While no family should be without an estate plan, having a comprehensive plan in place is particularly important when your family crosses borders. Estate planning can be a challenging task for anyone, but add various citizenships, minor children and foreign assets into the mix, and it can become downright formidable. At the same time, failing to have a plan in place can leave your family wading through a thicket of foreign court procedures and whopping tax bills in the event of an unexpected death.
Below are some tips to help you protect your children, ensure financial resources are available to pay important family expenses on short notice, save thousands—or even millions—of dollars in taxes and make it easier for your family members to coordinate the distribution of assets across several countries.
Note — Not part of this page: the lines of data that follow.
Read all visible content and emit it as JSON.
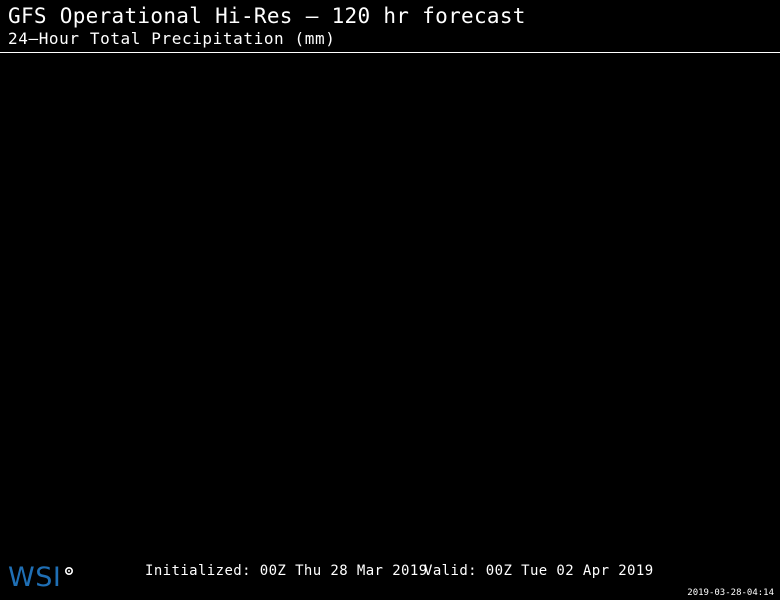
{
  "header": {
    "title": "GFS Operational Hi-Res — 120 hr forecast",
    "subtitle": "24—Hour Total Precipitation (mm)"
  },
  "footer": {
    "logo_text": "WSI",
    "logo_icon": "gear-icon",
    "initialized": "Initialized: 00Z Thu 28 Mar 2019",
    "valid": "Valid: 00Z Tue 02 Apr 2019",
    "timestamp": "2019-03-28-04:14"
  },
  "colors": {
    "background": "#000000",
    "text": "#ffffff",
    "logo": "#1f6fb5"
  }
}
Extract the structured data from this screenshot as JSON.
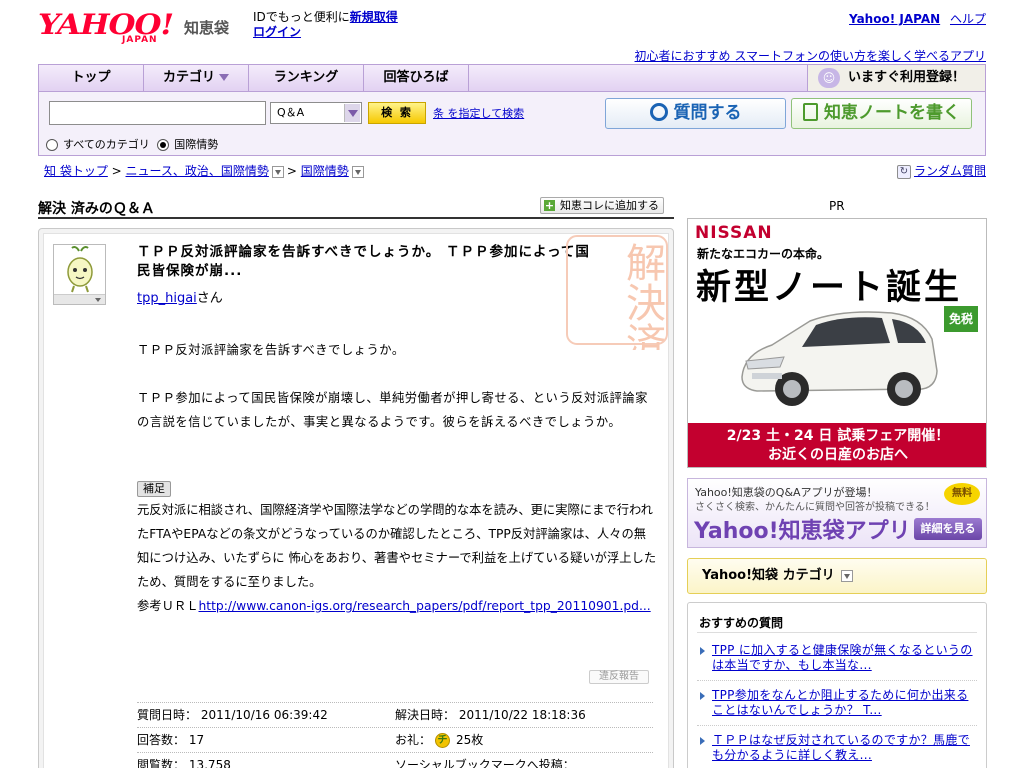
{
  "header": {
    "logo_text": "YAHOO!",
    "logo_sub": "JAPAN",
    "service_name": "知恵袋",
    "id_promo": "IDでもっと便利に",
    "signup_link": "新規取得",
    "login_link": "ログイン",
    "top_links": [
      "Yahoo! JAPAN",
      "ヘルプ"
    ],
    "promo_link": "初心者におすすめ スマートフォンの使い方を楽しく学べるアプリ"
  },
  "nav": {
    "tabs": [
      "トップ",
      "カテゴリ",
      "ランキング",
      "回答ひろば"
    ],
    "register": "いますぐ利用登録！"
  },
  "search": {
    "placeholder": "",
    "select_value": "Q＆A",
    "button": "検 索",
    "advanced": "条 を指定して検索",
    "scope_all": "すべてのカテゴリ",
    "scope_current": "国際情勢",
    "ask_button": "質問する",
    "note_button": "知恵ノートを書く"
  },
  "breadcrumb": {
    "items": [
      "知 袋トップ",
      "ニュース、政治、国際情勢",
      "国際情勢"
    ],
    "random": "ランダム質問"
  },
  "main": {
    "section_title": "解決 済みのＱ＆Ａ",
    "add_collection": "知恵コレに追加する",
    "stamp_text": "解決済み",
    "question": {
      "title": "ＴＰＰ反対派評論家を告訴すべきでしょうか。 ＴＰＰ参加によって国民皆保険が崩...",
      "user": "tpp_higai",
      "user_suffix": "さん",
      "body": [
        "ＴＰＰ反対派評論家を告訴すべきでしょうか。",
        "",
        "ＴＰＰ参加によって国民皆保険が崩壊し、単純労働者が押し寄せる、という反対派評論家の言説を信じていましたが、事実と異なるようです。彼らを訴えるべきでしょうか。"
      ],
      "supplement_label": "補足",
      "supplement": "元反対派に相談され、国際経済学や国際法学などの学問的な本を読み、更に実際にまで行われたFTAやEPAなどの条文がどうなっているのか確認したところ、TPP反対評論家は、人々の無知につけ込み、いたずらに 怖心をあおり、著書やセミナーで利益を上げている疑いが浮上したため、質問をするに至りました。",
      "ref_label": "参考ＵＲＬ",
      "ref_url": "http://www.canon-igs.org/research_papers/pdf/report_tpp_20110901.pd...",
      "report": "違反報告"
    },
    "meta": {
      "asked_label": "質問日時：",
      "asked_value": "2011/10/16 06:39:42",
      "resolved_label": "解決日時：",
      "resolved_value": "2011/10/22 18:18:36",
      "answers_label": "回答数：",
      "answers_value": "17",
      "reward_label": "お礼：",
      "reward_value": "25枚",
      "views_label": "閲覧数：",
      "views_value": "13,758",
      "social_label": "ソーシャルブックマークへ投稿："
    }
  },
  "sidebar": {
    "pr_label": "PR",
    "nissan_ad": {
      "brand": "NISSAN",
      "tagline": "新たなエコカーの本命。",
      "headline": "新型ノート誕生",
      "badge": "免税",
      "footer_line1": "2/23 土・24 日 試乗フェア開催！",
      "footer_line2": "お近くの日産のお店へ"
    },
    "app_ad": {
      "line1": "Yahoo!知恵袋のQ&Aアプリが登場！",
      "line2": "さくさく検索、かんたんに質問や回答が投稿できる！",
      "title": "Yahoo!知恵袋アプリ",
      "free": "無料",
      "details": "詳細を見る"
    },
    "category_box": "Yahoo!知袋 カテゴリ",
    "recommended": {
      "title": "おすすめの質問",
      "items": [
        "TPP に加入すると健康保険が無くなるというのは本当ですか、もし本当な...",
        "TPP参加をなんとか阻止するために何か出来ることはないんでしょうか？ T...",
        "ＴＰＰはなぜ反対されているのですか？馬鹿でも分かるように詳しく教え..."
      ]
    }
  }
}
1. Designate Both a Temporary and a Permanent Guardian for Your Children
If you have minor children, your first priority should be making sure a trusted person is able to take legal custody of your children in the event of your death or an injury that leaves you unconscious. When you live in a foreign country, far from family and close friends, it’s particularly important to make sure you’ve identified someone in that country who could immediately take custody of your children. It may take time for a family member to travel to see them, and even then they may face an uphill battle in getting your children out of the country. Clear documentation of a temporary and permanent guardian can go a long way toward protecting your kids in this scenario.
2. Execute a Power of Attorney for Each Country Where You Own Assets
A power of attorney authorizes a designated person to access your assets in the event of your incapacity. This document can be extremely important if that money is necessary to care for your family or for yourself. Foreign financial institutions and foreign governments are unlikely to recognize the validity of a power of attorney signed in another country. For this reason, it is important to execute a power of attorney for each country where you own assets. To execute a power of attorney in a foreign country, you will have to work with an attorney who practices in that country. Some financial institutions may have their own power of attorney forms you can use instead. (For related reading, see: Reasons to Designate a General Power of Attorney.)
3. Know Your Domicile
Your domicile is the legal term for the place where you live and intend to stay. The concept of domicile plays an important role in estate planning and estate administration. Your estate is administered in, and under the laws of, the country in which you are domiciled, and estate taxes often turn on where a person is domiciled. (For related reading from this author, see: Estate Planning for Non-U.S. Citizens: Your Domicile.)
4. Execute More Than One Will
While most people need only one will, if you own assets in more than one country, you may want to have more than one will. A will executed in your domicile country should apply to non-real-estate assets in other countries; however, applying a U.S. will to non-U.S. assets can prove challenging as a practical matter, resulting in substantial delays and expenses in transferring those assets.
5. Seek Advice on How to Minimize Taxes
Non-U.S. residents who are not U.S. citizens are subject to a 40% estate tax on the value of their U.S. assets exceeding $60,000, which can result in a huge tax bill for the unwary. Careful planning in the purchase and gifting of your assets can help to minimize the effect of this draconian tax.
If you are a permanent U.S. resident but not a U.S. citizen, you are subject to U.S. estate tax on all your assets, wherever they are located; however, you benefit from the much larger ($5.49 million in 2017) estate tax exemption that is available to U.S. citizens. On the other hand, permanent resident spouses are not entitled to the unlimited exemption that applies to gifts and bequests to U.S. citizen spouses. Where one or both spouses are green card holders, special planning may be required to minimize your family’s estate tax exposure. (For related reading, see: Tax Rules for Resident and Non-Resident Aliens.)
Tax and estate laws can prove a minefield for multinational families. Careful planning can reduce unexpected tax liabilities and minimize the challenges your loved ones could face if you passed away.